I got home from a trip to DC today, picked up the new Economist, and read a load of malarkey about the racist attitudes of Texans and how they are bound to complicate the attempt to help victims of Katrina (I guess with lynchings and cross-burnings). With all due respect, I don't think the Economist understands the American South at all.
I used to live in Baton Rouge, having grown up in the Northeast, and I discovered when I lived there that Southern racism wasn't quite as simple as I'd thought it was. If you look really carefully at some of the 'lifestyle' reportage about Katrina's aftermath, you can see the complexity of the relationship between the races in the south lurking.
I read an article the other day about a couple of families that survived Hurricane Katrina together. They were in the ICU in one of the flooded hospitals, with very sick relatives awaiting transplants. When the fire department came to get them out, they told the families that they had orders to bring out the patients most likely to survive first, putting the transplant patients at the bottom of the list. The wife of one transplant patient and the mother of the other stuck by the patients, and the rescue efforts went on without them.
Later, the (Indian, by the way) doctor and a couple of his staff members apparently commandeered a boat, siphoned some gas, and went back to get the patients out. The wife and mother had managed to keep them alive by themselves (the wife by ventilating her husband by hand). Both patients survived, although the daughter has not been able to find a liver and is continuing to sicken.
There was a photo of the wife and mother who stuck it out, hugging each other. The mother looked deeply sad; the wife looked relieved, since her husband was improving. The families were visible in the background. The mother and her ill daughter were black; the other couple was mixed-race and the wife was white.

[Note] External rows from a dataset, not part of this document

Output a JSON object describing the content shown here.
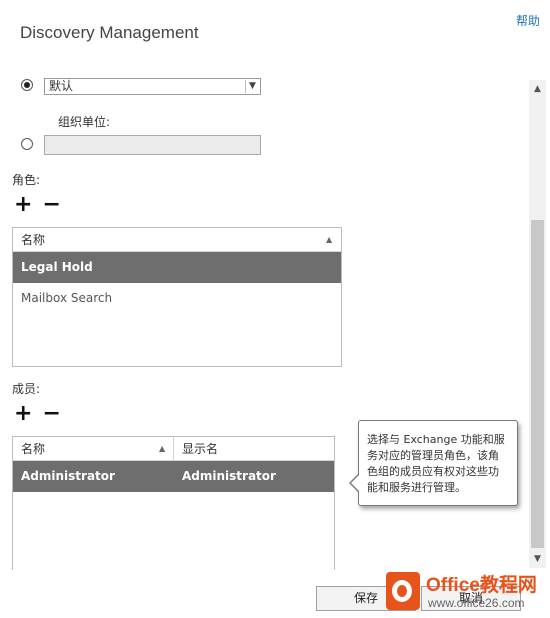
{
  "header": {
    "title": "Discovery Management",
    "help_link": "帮助"
  },
  "scope": {
    "default_option_selected": true,
    "default_select_value": "默认",
    "ou_option_selected": false,
    "ou_label": "组织单位:",
    "ou_value": ""
  },
  "roles": {
    "label": "角色:",
    "add_symbol": "+",
    "remove_symbol": "−",
    "column_header": "名称",
    "items": [
      {
        "name": "Legal Hold",
        "selected": true
      },
      {
        "name": "Mailbox Search",
        "selected": false
      }
    ]
  },
  "members": {
    "label": "成员:",
    "add_symbol": "+",
    "remove_symbol": "−",
    "col_name": "名称",
    "col_display": "显示名",
    "items": [
      {
        "name": "Administrator",
        "display_name": "Administrator",
        "selected": true
      }
    ]
  },
  "callout": {
    "line1": "选择与 Exchange 功能和服",
    "line2": "务对应的管理员角色，该角",
    "line3": "色组的成员应有权对这些功",
    "line4": "能和服务进行管理。"
  },
  "footer": {
    "save_label": "保存",
    "cancel_label": "取消"
  },
  "watermark": {
    "brand": "Office教程网",
    "url": "www.office26.com"
  },
  "colors": {
    "link": "#1e73be",
    "selected_row": "#6e6e6e",
    "brand": "#e8521b"
  }
}
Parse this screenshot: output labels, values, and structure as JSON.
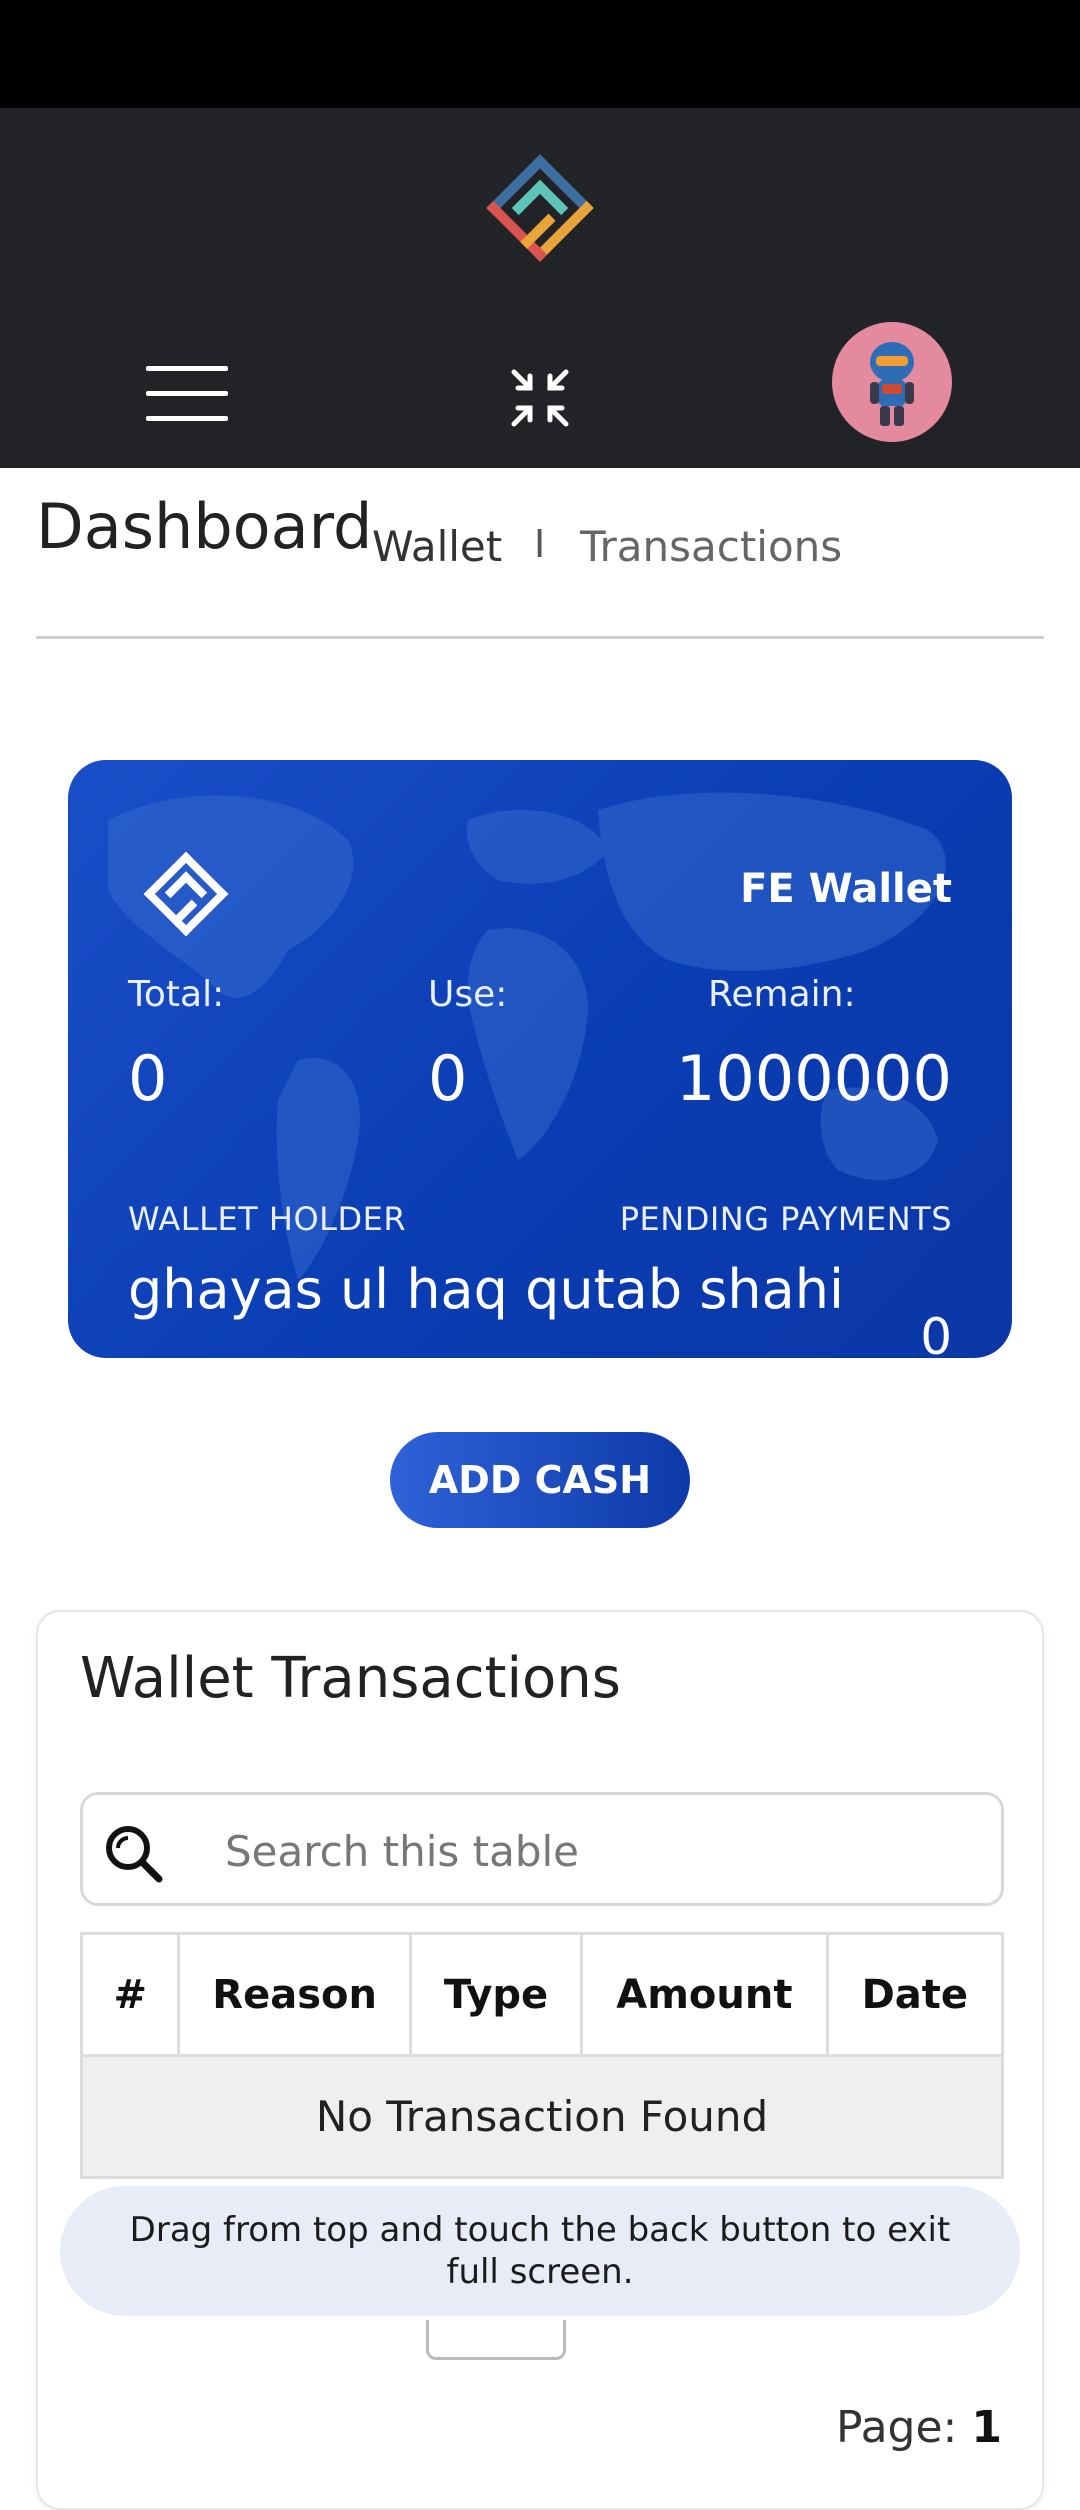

This is so typical of what I saw while I lived in Louisiana; the races live together. They are in the same hospitals, the same colleges, the same coffee shops, and they marry each other. Whether or not they particularly like or trust the other race, they are real people to each other. It's not like that in the northeast where I grew up. All too often, the blacks live off by themselves; they don't have middle class jobs and the races don't encounter each other in the course of living. There is a lot more fear there .
I'm not saying the south has no racism problem; it's just not as cut and dried as northerners think it is. However "white Republican Texans" feel about black southerners, when they help the poorest victims of Katrina, they are helping their own people, and they know it.
1 comment:
I have a son living near Columbus, GA whom I visit occasionally. While I cannot deny that racism exists in the South, I have noticed that blacks and whites are, as you note, much more comfortable around each other than they are in say, Oakland, CA. Separation in Columbus is much more along economic lines than race. The cost of the pathologies exhibited by the dependent class are such that the dependent to be segregated even in a relatively small city such as Columbus. I tend to think that anyone - black or white - would enjoy life a bit more in Columbus than in Oakland. Except for the damned humidity, of course.
It's sad to see the Economist adopt the MSM meme for a day form of reporting. I stopped subscribing in about '95 due to the drift toward non objective BBC type reporting on political and cultural issues.
I hope some TX sociologist gets a grant for a longitudinal study of those who choose to remain versus those who return to NO. There are reports that as many as 40% of those who left LA have no intention of going back. I wonder how the Economist would report that, if true. "Texans Refuse to Permit Blacks to Return Home" would be the headline, I imagine.